ST. LOUIS — A breakaway Catholic church that stood up to three Catholic bishops, weathered a decade-long legal fight and embraced doctrine far afield from its Roman roots is now on the verge of becoming a parish in the Episcopal Church.
Missouri Episcopal Bishop George Wayne Smith said St. Stanislaus Kostka Church may be “coming into union” with his diocese. Under such an arrangement, Smith said, the historically Polish church would have the flexibility to retain its own rites.
“I know that given St. Stanislaus’ rich heritage, the ability to retain their cherished Polish identity, along with practices and rites are surely an important matter,” Smith wrote in a letter to his clergy. “Alternately of course, St. Stanislaus could also choose any or all the liturgies available to the Episcopal Church.”
In February, the Roman Catholic Archdiocese of St. Louis dropped its appeal of a 2012 court decision that handed over control of St. Stanislaus to its own lay board, ending a decade-long legal battle between the church and the archdiocese.
For years the archdiocese had asserted control over the buildings and staff of St. Stanislaus, but the parish’s unusual charter gave power to an elected lay board of directors. Ultimately, a court said that “the Archbishop may own the souls of wayward St. Stanislaus parishioners, but the St. Stanislaus Parish Corporation owns its own property.”
As part of the agreement, St. Stanislaus agreed to abstain from representing itself as affiliated with the Roman Catholic Church.
The Rev. Marek Bozek, the former Catholic priest who has led St. Stanislaus since parishioners hired him in 2005, was unavailable for comment, but in a letter posted on the parish’s website, he makes reference to the issue — posting a photo of Smith’s visit last month to the church to meet with parishioners.
Bozek said the church has been “struggling to survive without a bishop for over nine years.”
“One cannot be a Catholic without having a bishop,” he continued. “It is my hope that by the time this process is completed, we, St. Stanislaus Parish, will have a caring and wise bishop and that we will be a part of a diocese.”
Bozek said in the letter that clergy representing other faith groups — the Ecumenical Diocese of America, the Ecumenical Catholic Communion and the Polish National Catholic Church — would be visiting the church throughout the rest of the year to discuss its future.
Ida McNab, 72, who has attended at St. Stanislaus for five years, said she and her husband had been “mulling over” the changes that Bozek is proposing.
“I was brought up Catholic, but I’ve been to Episcopal churches, and I think it’s very much like the Catholic church,” she said. “I love Father Marek, and I’ve said I’d like to stay with St. Stanislaus no matter what. . If the Mass stays pretty much the same and the teaching stays pretty much the same, I think we will stay.”
The Episcopal Church, with about 2.3 million members, is the U.S. branch of the 77 million-member Anglican Communion, with roots in the Church of England. The Roman Catholic church claims 1 billion members.
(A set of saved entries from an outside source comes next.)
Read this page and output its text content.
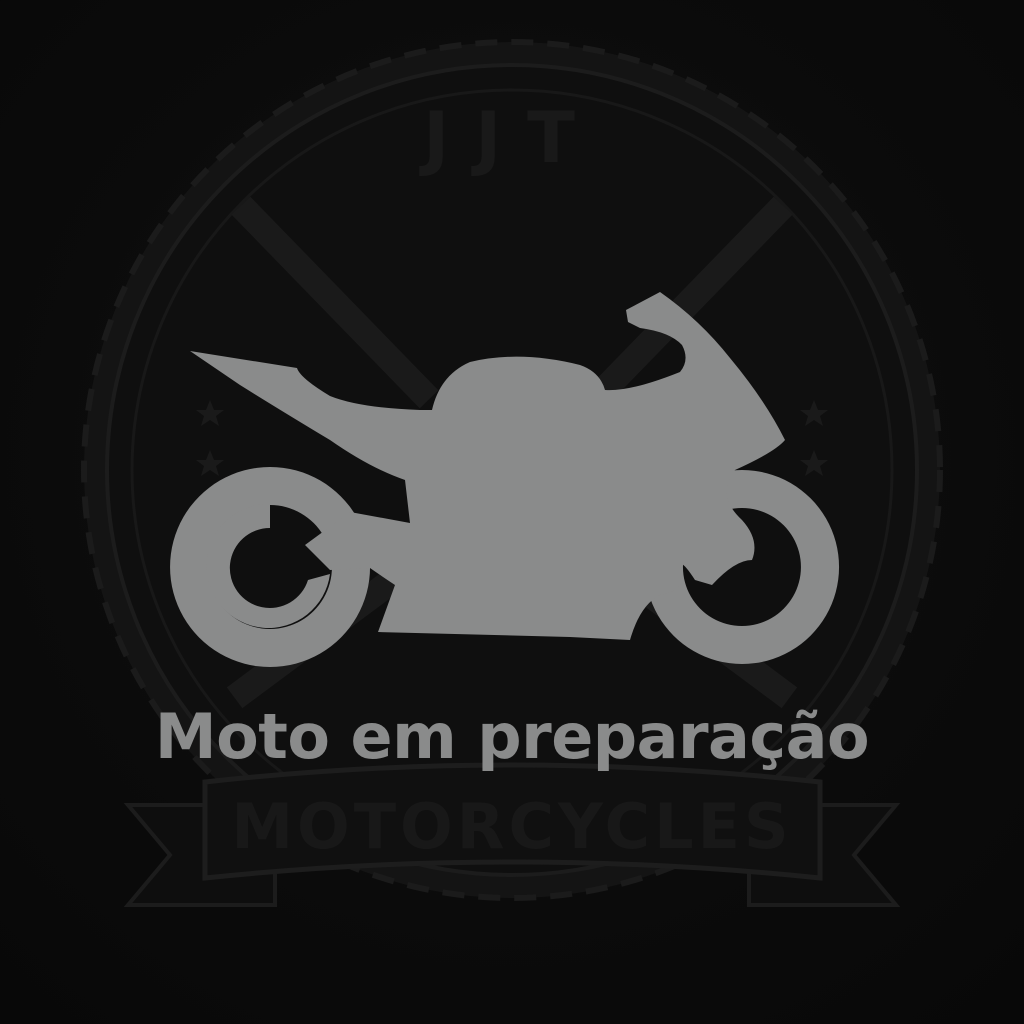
JJT
MOTORCYCLES
Moto em preparação
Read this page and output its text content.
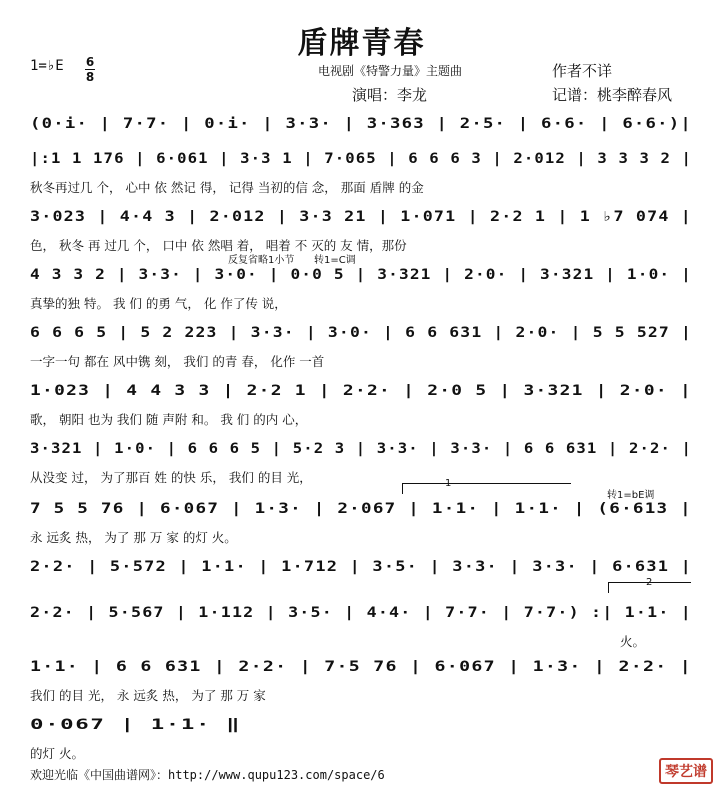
盾牌青春
电视剧《特警力量》主题曲	作者不详
演唱：李龙	记谱：桃李醉春风
1=♭E 6
8
(0·i· | 7·7· | 0·i· | 3·3· | 3·363 | 2·5· | 6·6· | 6·6·)|
|:1 1 176 | 6·061 | 3·3 1 | 7·065 | 6 6 6 3 | 2·012 | 3 3 3 2 |
秋冬再过几 个， 心中 依 然记 得， 记得 当初的信 念， 那面 盾牌 的金
3·023 | 4·4 3 | 2·012 | 3·3 21 | 1·071 | 2·2 1 | 1 ♭7 074 |
色， 秋冬 再 过几 个， 口中 依 然唱 着， 唱着 不 灭的 友 情，那份
4 3 3 2 | 3·3· | 3·0· | 0·0 5 | 3·321 | 2·0· | 3·321 | 1·0· |
真挚的独 特。 我 们 的勇 气， 化 作了传 说，
6 6 6 5 | 5 2 223 | 3·3· | 3·0· | 6 6 631 | 2·0· | 5 5 527 |
一字一句 都在 风中镌 刻， 我们 的青 春， 化作 一首
1·023 | 4 4 3 3 | 2·2 1 | 2·2· | 2·0 5 | 3·321 | 2·0· |
歌， 朝阳 也为 我们 随 声附 和。 我 们 的内 心，
3·321 | 1·0· | 6 6 6 5 | 5·2 3 | 3·3· | 3·3· | 6 6 631 | 2·2· |
从没变 过， 为了那百 姓 的快 乐， 我们 的目 光，
7 5 5 76 | 6·067 | 1·3· | 2·067 | 1·1· | 1·1· | (6·613 |
永 远炙 热， 为了 那 万 家 的灯 火。
2·2· | 5·572 | 1·1· | 1·712 | 3·5· | 3·3· | 3·3· | 6·631 |
2·2· | 5·567 | 1·112 | 3·5· | 4·4· | 7·7· | 7·7·) :| 1·1· |
火。
1·1· | 6 6 631 | 2·2· | 7·5 76 | 6·067 | 1·3· | 2·2· |
我们 的目 光， 永 远炙 热， 为了 那 万 家
0·067 | 1·1· ‖
的灯 火。
反复省略1小节 转1=C调
转1=bE调
1
2
欢迎光临《中国曲谱网》：http://www.qupu123.com/space/6	琴艺谱
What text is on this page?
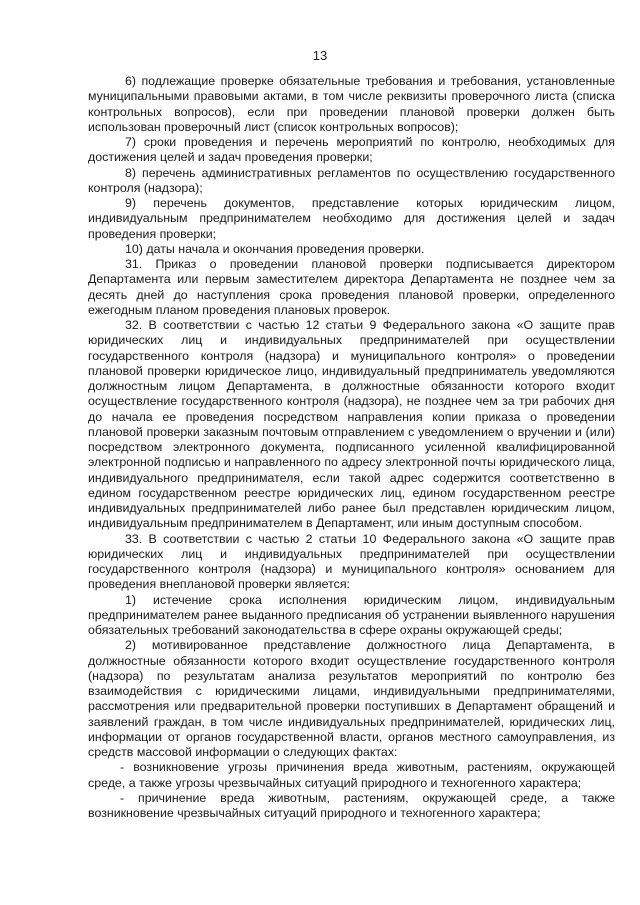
13

6) подлежащие проверке обязательные требования и требования, установленные муниципальными правовыми актами, в том числе реквизиты проверочного листа (списка контрольных вопросов), если при проведении плановой проверки должен быть использован проверочный лист (список контрольных вопросов);

7) сроки проведения и перечень мероприятий по контролю, необходимых для достижения целей и задач проведения проверки;

8) перечень административных регламентов по осуществлению государственного контроля (надзора);

9) перечень документов, представление которых юридическим лицом, индивидуальным предпринимателем необходимо для достижения целей и задач проведения проверки;

10) даты начала и окончания проведения проверки.

31. Приказ о проведении плановой проверки подписывается директором Департамента или первым заместителем директора Департамента не позднее чем за десять дней до наступления срока проведения плановой проверки, определенного ежегодным планом проведения плановых проверок.

32. В соответствии с частью 12 статьи 9 Федерального закона «О защите прав юридических лиц и индивидуальных предпринимателей при осуществлении государственного контроля (надзора) и муниципального контроля» о проведении плановой проверки юридическое лицо, индивидуальный предприниматель уведомляются должностным лицом Департамента, в должностные обязанности которого входит осуществление государственного контроля (надзора), не позднее чем за три рабочих дня до начала ее проведения посредством направления копии приказа о проведении плановой проверки заказным почтовым отправлением с уведомлением о вручении и (или) посредством электронного документа, подписанного усиленной квалифицированной электронной подписью и направленного по адресу электронной почты юридического лица, индивидуального предпринимателя, если такой адрес содержится соответственно в едином государственном реестре юридических лиц, едином государственном реестре индивидуальных предпринимателей либо ранее был представлен юридическим лицом, индивидуальным предпринимателем в Департамент, или иным доступным способом.

33. В соответствии с частью 2 статьи 10 Федерального закона «О защите прав юридических лиц и индивидуальных предпринимателей при осуществлении государственного контроля (надзора) и муниципального контроля» основанием для проведения внеплановой проверки является:

1) истечение срока исполнения юридическим лицом, индивидуальным предпринимателем ранее выданного предписания об устранении выявленного нарушения обязательных требований законодательства в сфере охраны окружающей среды;

2) мотивированное представление должностного лица Департамента, в должностные обязанности которого входит осуществление государственного контроля (надзора) по результатам анализа результатов мероприятий по контролю без взаимодействия с юридическими лицами, индивидуальными предпринимателями, рассмотрения или предварительной проверки поступивших в Департамент обращений и заявлений граждан, в том числе индивидуальных предпринимателей, юридических лиц, информации от органов государственной власти, органов местного самоуправления, из средств массовой информации о следующих фактах:

- возникновение угрозы причинения вреда животным, растениям, окружающей среде, а также угрозы чрезвычайных ситуаций природного и техногенного характера;

- причинение вреда животным, растениям, окружающей среде, а также возникновение чрезвычайных ситуаций природного и техногенного характера;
Smith was unavailable for further comment, but in his letter, he said the laws of the Episcopal Church allow a Christian congregation that holds to “the Catholic creeds” and recognizes “the Scriptures as containing all things necessary to salvation” to affiliate with the Episcopal Church while retaining its own rite.
Since its separation from the St. Louis Archdiocese over money, property and control, St. Stanislaus has moved even further from Roman Catholic teaching under Bozek, who was excommunicated by former St. Louis Archbishop Raymond Burke and later defrocked by Pope Benedict XVI.
On its website, St. Stanislaus says “those entering into second marriages, those experiencing religious differences with some churches, and others will find openness and acceptance here.”
The archdiocese issued a statement that declined to weigh in on the possibility of the Polish church’s affiliation with the Episcopal Diocese of Missouri.
“The congregation of St. Stanislaus has not been Roman Catholic for some time,” said spokeswoman Angela Shelton. “The Archdiocese of St. Louis has no comment on the internal affairs of another church.”